Obviously one of the main points of building the new sync solution (or any library really) is to give you much more time for building differentiating features rather than building basics yourself. Now granted there are other solutions for the pure local persistence, but not many - if any - that will do what the new Realm Mobile Platform will for solving sync.

But obviously the basics must be right and solid - so hope you will provide us with sufficient info so we can get any of your issues resolved.

bigfish24 · on Jan 19, 2017

We really value this honest and direct feedback. Thank you for telling your experience. Obviously, we would love to change your mind and we will continue to improve the database and server product to hopefully earn that in the future.

jonathan_mace · on Jan 19, 2017

Similar work from the research world: Diamond: Automating Data Management and Storage for Wide-Area, Reactive Applications

https://www.usenix.org/conference/osdi16/technical-sessions/...

rjdlee · on Jan 19, 2017

Does anyone know how this compares to Parse (I'm new to app development)?

brmunk · on Jan 20, 2017

Being from Realm, I might not be the right one to give you a balanced view, but I can at least try a bit:

One huge difference is that Parse is no longer developed by a company after Facebook abandoned it. It's been open sourced and its future is up to the community.

Another is very related to this article. Realm resolves all your conflicts automatically, the developer doesn't have to do that.
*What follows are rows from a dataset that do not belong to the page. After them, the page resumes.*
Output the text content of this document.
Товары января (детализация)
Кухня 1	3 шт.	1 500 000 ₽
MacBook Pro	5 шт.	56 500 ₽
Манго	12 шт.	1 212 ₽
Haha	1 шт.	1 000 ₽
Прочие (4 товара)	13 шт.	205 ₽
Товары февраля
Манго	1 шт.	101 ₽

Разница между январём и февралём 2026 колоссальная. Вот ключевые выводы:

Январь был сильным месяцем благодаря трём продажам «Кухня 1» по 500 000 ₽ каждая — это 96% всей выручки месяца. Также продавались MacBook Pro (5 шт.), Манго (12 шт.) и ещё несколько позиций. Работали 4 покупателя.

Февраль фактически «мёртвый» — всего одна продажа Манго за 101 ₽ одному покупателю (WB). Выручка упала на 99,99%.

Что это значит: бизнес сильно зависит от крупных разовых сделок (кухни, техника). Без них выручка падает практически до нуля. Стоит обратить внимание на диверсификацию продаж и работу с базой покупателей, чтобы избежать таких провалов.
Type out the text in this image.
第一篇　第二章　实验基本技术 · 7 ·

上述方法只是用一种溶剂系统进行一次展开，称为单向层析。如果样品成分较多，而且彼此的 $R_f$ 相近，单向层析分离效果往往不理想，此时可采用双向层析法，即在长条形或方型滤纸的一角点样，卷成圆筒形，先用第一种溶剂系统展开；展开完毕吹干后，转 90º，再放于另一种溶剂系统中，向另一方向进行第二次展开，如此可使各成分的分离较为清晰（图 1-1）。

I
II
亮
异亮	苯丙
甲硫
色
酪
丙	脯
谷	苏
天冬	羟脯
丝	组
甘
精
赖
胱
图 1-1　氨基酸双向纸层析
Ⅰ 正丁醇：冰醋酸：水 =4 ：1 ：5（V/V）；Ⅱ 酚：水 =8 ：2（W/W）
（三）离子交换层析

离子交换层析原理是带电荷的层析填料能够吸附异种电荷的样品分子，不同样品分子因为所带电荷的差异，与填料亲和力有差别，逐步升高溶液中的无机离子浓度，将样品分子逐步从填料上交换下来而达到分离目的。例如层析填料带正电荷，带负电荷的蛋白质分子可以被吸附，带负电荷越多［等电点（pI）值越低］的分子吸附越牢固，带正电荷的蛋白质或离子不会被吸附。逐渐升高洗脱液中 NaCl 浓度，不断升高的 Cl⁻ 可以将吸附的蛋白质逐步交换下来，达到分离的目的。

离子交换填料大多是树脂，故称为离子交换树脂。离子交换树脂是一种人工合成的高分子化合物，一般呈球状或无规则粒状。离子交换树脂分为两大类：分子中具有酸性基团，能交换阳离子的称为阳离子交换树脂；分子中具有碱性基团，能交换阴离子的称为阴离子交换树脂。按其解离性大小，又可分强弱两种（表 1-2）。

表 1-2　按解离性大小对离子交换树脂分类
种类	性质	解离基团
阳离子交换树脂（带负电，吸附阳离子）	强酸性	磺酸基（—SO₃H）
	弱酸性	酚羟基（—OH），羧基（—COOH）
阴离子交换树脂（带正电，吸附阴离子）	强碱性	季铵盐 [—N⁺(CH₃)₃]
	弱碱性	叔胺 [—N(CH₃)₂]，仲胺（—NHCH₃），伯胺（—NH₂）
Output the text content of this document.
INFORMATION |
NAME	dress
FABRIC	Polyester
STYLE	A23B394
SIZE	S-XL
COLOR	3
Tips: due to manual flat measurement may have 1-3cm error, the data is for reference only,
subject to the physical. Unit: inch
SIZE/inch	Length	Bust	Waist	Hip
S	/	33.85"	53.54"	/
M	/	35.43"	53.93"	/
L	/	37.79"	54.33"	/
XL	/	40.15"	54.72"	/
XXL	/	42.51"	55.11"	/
That's even done more fine grained at the property level.

Realms focus on being an offline first database means that your data is always available locally.

Then there are subjective differences. Until the launch of the Realm Mobile Platform, Realm has not had a solution for syncing to a backend. We have a lot of users who have chosen to use Realm locally and Parse as the backend. I guess that's a testament to the local database features from Realm. But with the new syncing solution, that's no longer needed, and all the networking code can be forgotten.

I'm sure others can come up with pros for Parse, but if you are not already invested in Parse, I think most would recommend looking elsewhere due to the first point.

tezza · on Jan 19, 2017

the text is very clear and easy to follow, however maybe a few concrete worked examples could help

bigfish24 · on Jan 19, 2017

Thanks for the feedback! Agree it can be a little hard to visualize with just the text alone. We were planning on follow up posts, so we will make sure to include diagrams.